Airbus impose une baisse de l'ordre de 20 % aux tarifs des fournisseurs de l'A220, l'ex-C Series de Bombardier, s'ils veulent continuer à travailler sur ce programme d'avion canadien dont le groupe européen a pris le contrôle le 1er juillet, selon Les Échos.

Mis à jour le 28 juill. 2018
LA PRESSE

Le quotidien français cite un « message sans ambiguïté » adressé à la centaine d'équipementiers aéronautiques présents sur les deux modèles, A220-100 et A220-300, de 110 à 160 sièges.
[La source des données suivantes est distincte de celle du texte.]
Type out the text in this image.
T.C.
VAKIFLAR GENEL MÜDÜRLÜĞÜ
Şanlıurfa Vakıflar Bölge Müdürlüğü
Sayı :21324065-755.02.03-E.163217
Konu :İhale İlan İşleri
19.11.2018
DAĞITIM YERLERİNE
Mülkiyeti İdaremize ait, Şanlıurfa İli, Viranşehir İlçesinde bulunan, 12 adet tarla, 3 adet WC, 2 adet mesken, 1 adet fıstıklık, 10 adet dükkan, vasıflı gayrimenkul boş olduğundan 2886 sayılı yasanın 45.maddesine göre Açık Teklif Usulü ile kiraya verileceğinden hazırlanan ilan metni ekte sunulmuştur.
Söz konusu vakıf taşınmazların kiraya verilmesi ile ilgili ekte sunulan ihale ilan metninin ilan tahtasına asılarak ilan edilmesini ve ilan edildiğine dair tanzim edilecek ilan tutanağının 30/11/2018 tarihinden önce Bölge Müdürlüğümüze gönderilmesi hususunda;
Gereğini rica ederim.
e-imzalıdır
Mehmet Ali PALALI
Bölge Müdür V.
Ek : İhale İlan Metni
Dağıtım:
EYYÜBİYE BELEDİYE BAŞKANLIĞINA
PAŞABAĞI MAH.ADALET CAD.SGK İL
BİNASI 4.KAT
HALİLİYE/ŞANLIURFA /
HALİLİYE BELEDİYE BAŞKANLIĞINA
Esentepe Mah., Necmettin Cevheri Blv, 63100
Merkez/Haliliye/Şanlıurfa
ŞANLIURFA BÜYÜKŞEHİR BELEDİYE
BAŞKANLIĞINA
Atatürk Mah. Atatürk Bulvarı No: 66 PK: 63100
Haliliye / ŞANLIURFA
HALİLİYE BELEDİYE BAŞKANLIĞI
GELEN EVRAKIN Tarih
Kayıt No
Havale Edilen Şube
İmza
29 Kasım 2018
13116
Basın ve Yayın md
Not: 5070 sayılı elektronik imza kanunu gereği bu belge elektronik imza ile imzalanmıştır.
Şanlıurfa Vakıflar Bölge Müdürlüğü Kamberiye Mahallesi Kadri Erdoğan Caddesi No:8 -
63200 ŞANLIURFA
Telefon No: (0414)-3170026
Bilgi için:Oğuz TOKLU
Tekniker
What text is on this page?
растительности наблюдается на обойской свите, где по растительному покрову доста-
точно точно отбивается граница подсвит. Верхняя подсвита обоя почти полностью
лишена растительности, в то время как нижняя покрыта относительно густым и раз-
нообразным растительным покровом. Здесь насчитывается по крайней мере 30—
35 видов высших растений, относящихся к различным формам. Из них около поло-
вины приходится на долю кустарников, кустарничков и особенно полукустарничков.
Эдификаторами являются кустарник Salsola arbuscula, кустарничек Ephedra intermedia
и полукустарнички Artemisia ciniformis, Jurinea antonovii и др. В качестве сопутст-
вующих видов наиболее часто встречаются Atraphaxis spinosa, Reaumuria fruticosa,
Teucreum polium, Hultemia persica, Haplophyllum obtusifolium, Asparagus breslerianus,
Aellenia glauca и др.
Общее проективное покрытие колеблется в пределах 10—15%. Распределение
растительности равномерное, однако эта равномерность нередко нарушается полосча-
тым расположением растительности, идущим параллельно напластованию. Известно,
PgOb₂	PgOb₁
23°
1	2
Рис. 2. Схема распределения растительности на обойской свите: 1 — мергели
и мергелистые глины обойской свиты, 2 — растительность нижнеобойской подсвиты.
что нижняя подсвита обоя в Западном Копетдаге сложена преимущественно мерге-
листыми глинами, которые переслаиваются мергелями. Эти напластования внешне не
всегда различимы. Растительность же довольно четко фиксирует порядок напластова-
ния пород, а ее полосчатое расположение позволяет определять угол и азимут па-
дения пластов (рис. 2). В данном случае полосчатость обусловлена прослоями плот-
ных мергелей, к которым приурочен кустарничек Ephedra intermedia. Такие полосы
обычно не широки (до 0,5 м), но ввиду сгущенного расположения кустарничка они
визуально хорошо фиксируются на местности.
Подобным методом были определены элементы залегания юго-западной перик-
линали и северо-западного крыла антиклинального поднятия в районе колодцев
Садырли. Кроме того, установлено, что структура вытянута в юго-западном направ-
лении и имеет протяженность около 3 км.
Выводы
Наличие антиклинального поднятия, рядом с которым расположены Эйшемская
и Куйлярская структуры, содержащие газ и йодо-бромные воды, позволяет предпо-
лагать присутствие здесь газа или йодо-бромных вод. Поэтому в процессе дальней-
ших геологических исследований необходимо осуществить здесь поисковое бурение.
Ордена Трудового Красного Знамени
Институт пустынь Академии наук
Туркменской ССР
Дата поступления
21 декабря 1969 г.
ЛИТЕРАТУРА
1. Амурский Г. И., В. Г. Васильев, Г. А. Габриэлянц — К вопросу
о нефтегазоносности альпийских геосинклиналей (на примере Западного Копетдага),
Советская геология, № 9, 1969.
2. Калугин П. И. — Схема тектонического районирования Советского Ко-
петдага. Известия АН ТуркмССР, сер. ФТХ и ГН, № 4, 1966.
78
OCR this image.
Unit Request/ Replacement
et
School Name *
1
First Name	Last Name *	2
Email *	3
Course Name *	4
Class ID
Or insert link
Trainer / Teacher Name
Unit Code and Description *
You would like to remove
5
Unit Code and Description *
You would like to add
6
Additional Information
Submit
Le choix est simple : une baisse des prix de 20 % ou Airbus changera de sous-traitants.

« Chez Airbus, nous avons une grande expérience pour ce qui est d'augmenter avec succès la production et faire baisser les coûts, par exemple avec l'A320 et l'A350, nous mettrons à profit tout ce savoir-faire pour l'utiliser pour l'A220. »

- Airbus, dans une déclaration transmise à l'agence Reuters

« Nous travaillons avec et comptons sur la chaîne des fournisseurs de l'A220 pour parvenir aux réductions de coûts qui sont nécessaires pour mettre l'avion au bon niveau en matière de coûts. »

UNE MENACE CONNUE

Cette menace d'Airbus aux fournisseurs de l'ex-C Series de Bombardier a été évoquée pour la première fois en mars dernier, lors d'une visite du premier ministre du Québec, Philippe Couillard, aux installations du conglomérat européen Airbus, à Toulouse, dans le cadre de sa mission d'une semaine en France.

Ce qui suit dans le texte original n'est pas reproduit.